Furthermore, assume the denominator has a decomposition into irreducible polynomials: $\;G(X)=P_1(X)^{n_1}\dotsm P_t(X)^{n_t}.$ Then $$\frac{F(x)}{G(x)}=Q(X)+R_1(X)+\dots+R_t(X),\qquad R_i(X)\in K(X).$$ where each rational fraction has the form $$R_i(X)=\frac{A_{i,1}(X)}{P_{i}(X)}+\dots+\frac{A_{i,n_{i}}(X)}{P_{i}(X)^{n_i}},\qquad \deg A_{i,1},\dots,\deg A_{i,{n_i}}<\deg P_i. $$
Notice that we have $$\frac{A}{x-1} + \frac{B}{(x-1)^2}$$ which is indeed $$\frac{Ax-A+B}{(x-1)^2}$$ which also can be written as $$\frac{Ex+F}{(x-1)^2}$$ by defining $E = A$ and $F = -A+B$.

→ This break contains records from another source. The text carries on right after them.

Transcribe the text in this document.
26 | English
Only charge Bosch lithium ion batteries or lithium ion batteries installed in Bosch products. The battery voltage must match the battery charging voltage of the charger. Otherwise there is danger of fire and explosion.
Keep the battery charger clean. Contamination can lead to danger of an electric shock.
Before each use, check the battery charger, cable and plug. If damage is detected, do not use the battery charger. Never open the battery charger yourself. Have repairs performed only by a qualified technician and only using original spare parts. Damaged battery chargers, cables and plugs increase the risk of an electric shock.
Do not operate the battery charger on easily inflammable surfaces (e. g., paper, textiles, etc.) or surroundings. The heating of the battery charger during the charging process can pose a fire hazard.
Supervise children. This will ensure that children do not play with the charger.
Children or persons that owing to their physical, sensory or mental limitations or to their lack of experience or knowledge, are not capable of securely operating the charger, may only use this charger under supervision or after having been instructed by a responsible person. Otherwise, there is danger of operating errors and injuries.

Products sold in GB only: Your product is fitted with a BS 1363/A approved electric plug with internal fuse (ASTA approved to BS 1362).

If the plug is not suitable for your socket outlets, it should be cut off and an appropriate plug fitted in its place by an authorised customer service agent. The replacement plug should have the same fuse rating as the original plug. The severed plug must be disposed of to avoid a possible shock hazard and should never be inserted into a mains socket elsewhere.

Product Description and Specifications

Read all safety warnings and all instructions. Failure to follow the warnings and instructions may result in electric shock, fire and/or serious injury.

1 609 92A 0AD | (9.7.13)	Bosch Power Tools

Or we can change some of the definitions to get: $$\frac{A}{x-1} + \frac{Gx+H}{(x-1)^2} = \frac{(A+G)x+H-A}{(x-1)^2} = \frac{Ex+F}{(x-1)^2}$$ where we can define $E = A+G$ and $F = H-A$. These two should give same $E$ and $F$ in the end. But in this case, values for $A,G,H$ are not unique so I suggest you to use the first decomposition.